Sebagai ilustrasi, saya ambil contoh warteg yang letaknya tidak jauh dari tempat saya kost ketika masih tinggal di daerah Kwitang, Jakarta Pusat. Warteg tersebut hingga saat ini sangat ramai dikunjungi pelanggannya. Meski saya tidak pernah bertanya berapa omsetnya perhari, namun bisa dipastikan omsetnya lebih dari Rp 166.000 perhari. Jadi bisa dipastikan, pengusaha warteg tersebut masuk dalam kategori yang berpenghasilan Rp 60 juta pertahun sehingga dikenakan pajak sebesar 10%. Dengan adanya pajak 10% tersebut, tentu pengusaha warteg secara otomatis akan menaikkan harga makanan dan minuman sebesar 10%, sehingga yang akan menanggung pajak dan kenaikan harga tersebut adalah pelanggannya. Padahal sebagaimana yang kita ketahui, pelanggan tetap warteg tersebut dan sebagian besar warteg di Jakarta adalah masyarakat yang berpenghasilan rendah dan berada di bawah UMR, seperti tukang becak, bajaj, ojeg, buruh kasar, pemulung, dan sebagainya.

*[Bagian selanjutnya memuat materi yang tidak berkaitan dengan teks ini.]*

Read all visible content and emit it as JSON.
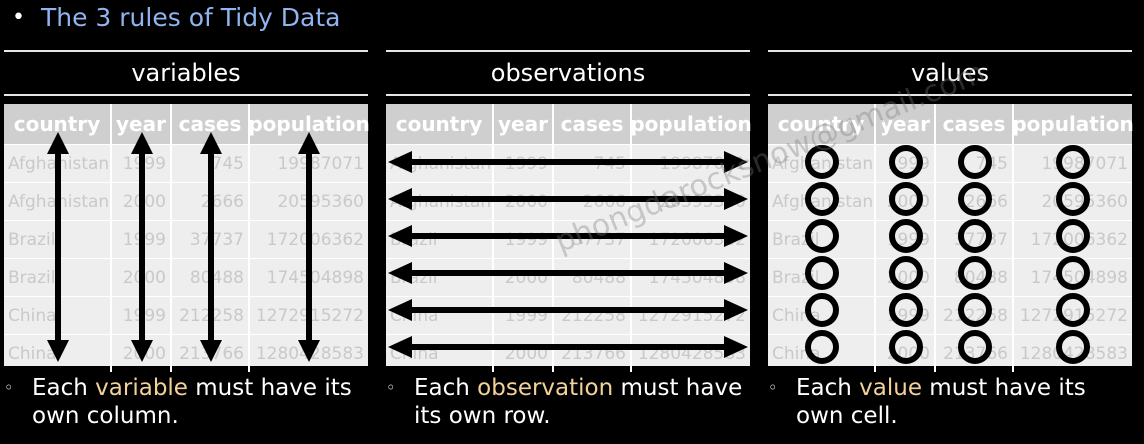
{
  "title": "The 3 rules of Tidy Data",
  "bullet": "•",
  "panels": [
    {
      "header": "variables",
      "caption_pre": "Each ",
      "caption_hl": "variable",
      "caption_post": " must have its own column."
    },
    {
      "header": "observations",
      "caption_pre": "Each ",
      "caption_hl": "observation",
      "caption_post": " must have its own row."
    },
    {
      "header": "values",
      "caption_pre": "Each ",
      "caption_hl": "value",
      "caption_post": " must have its own cell."
    }
  ],
  "sub_bullet": "◦",
  "table": {
    "columns": [
      "country",
      "year",
      "cases",
      "population"
    ],
    "rows": [
      [
        "Afghanistan",
        "1999",
        "745",
        "19987071"
      ],
      [
        "Afghanistan",
        "2000",
        "2666",
        "20595360"
      ],
      [
        "Brazil",
        "1999",
        "37737",
        "172006362"
      ],
      [
        "Brazil",
        "2000",
        "80488",
        "174504898"
      ],
      [
        "China",
        "1999",
        "212258",
        "1272915272"
      ],
      [
        "China",
        "2000",
        "213766",
        "1280428583"
      ]
    ]
  },
  "watermark": "phongdarocksnow@gmail.com",
  "colors": {
    "title": "#8fb4ef",
    "highlight": "#f2d29a",
    "table_header": "#cfcfcf",
    "table_body": "#eeeeee"
  }
}
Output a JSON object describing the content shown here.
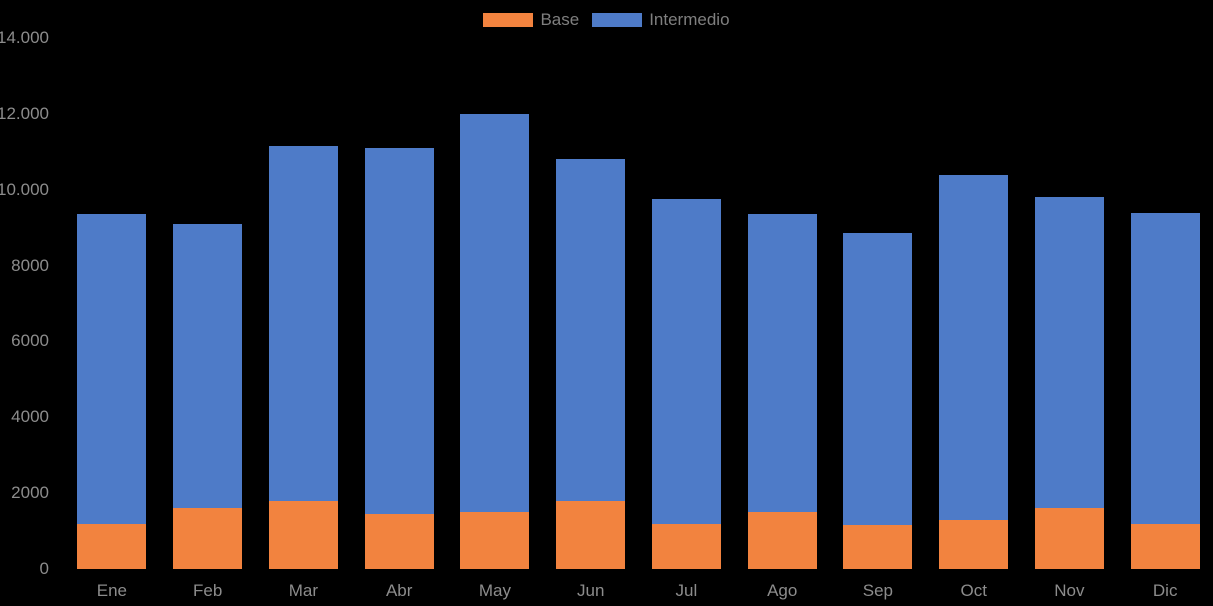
{
  "chart_data": {
    "type": "bar",
    "stacked": true,
    "title": "",
    "xlabel": "",
    "ylabel": "",
    "categories": [
      "Ene",
      "Feb",
      "Mar",
      "Abr",
      "May",
      "Jun",
      "Jul",
      "Ago",
      "Sep",
      "Oct",
      "Nov",
      "Dic"
    ],
    "series": [
      {
        "name": "Base",
        "color": "#F2833F",
        "values": [
          1200,
          1600,
          1800,
          1450,
          1500,
          1800,
          1200,
          1500,
          1150,
          1300,
          1600,
          1200
        ]
      },
      {
        "name": "Intermedio",
        "color": "#4E7BC8",
        "values": [
          8150,
          7500,
          9350,
          9650,
          10500,
          9000,
          8550,
          7850,
          7700,
          9100,
          8200,
          8200
        ]
      }
    ],
    "stack_totals": [
      9350,
      9100,
      11150,
      11100,
      12000,
      10800,
      9750,
      9350,
      8850,
      10400,
      9800,
      9400
    ],
    "y_axis": {
      "min": 0,
      "max": 14000,
      "step": 2000,
      "tick_labels": [
        "0",
        "2000",
        "4000",
        "6000",
        "8000",
        "10.000",
        "12.000",
        "14.000"
      ]
    },
    "legend": {
      "position": "top-center",
      "entries": [
        {
          "label": "Base",
          "color": "#F2833F"
        },
        {
          "label": "Intermedio",
          "color": "#4E7BC8"
        }
      ]
    },
    "background_color": "#000000",
    "axis_text_color": "#8C8C8C",
    "legend_text_color": "#7F7F7F",
    "gridlines": false
  }
}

Masyarakat yang berpenghasilan rendah ini, memilih untuk membeli makanan di warteg tentu dengan alasan harganya yang terjangkau, sehingga mereka bisa memenuhi kebutuhan pokok mereka untuk bertahan hidup. Berbeda dengan sebagian dari kita yang terkadang makan di restoran-restoran mewah bukan untuk sekedar memenuhi kebutuhan pokok, akan tetapi lebih kepada memenuhi keinginan selera. Tentu tidak adil rasanya apabila masyarakat yang berpenghasilan rendah tersebut harus ikut menanggung pajak sama seperti pelanggan di rumah makan atau restoran mewah lainnya.

Satu hal lagi yang mesti dipahami, dalam perpajakan terdapat asas equalisasi, yaitu pemungutan pajak yang dilakukan oleh negara harus sesuai dengan kemampuan dan penghasilan wajib pajak. Pengenaan pajak terhadap pelanggan warteg jelas-jelas telah melanggar asas dalam perpajakan tersebut.

Peraturan Daerah terkait dengan pengenaan pajak restoran bagi pengusaha penyedia makanan dan/atau minuman yang mencakup juga rumah makan, kafetaria, kantin, bar, dan sejenisnya termasuk jasa boga/katering memang merupakan kewenangan dari Pemda DKI dalam rangka regulasi dan meningkatkan pendapatan daerah, namun Pemda DKI juga perlu mempertimbangkan aspek sosial, ekonomi, dan daya beli masyarakat. Warteg atau warung kecil lainnya bisa dikecualikan dari pengenaan pajak tersebut. Semoga.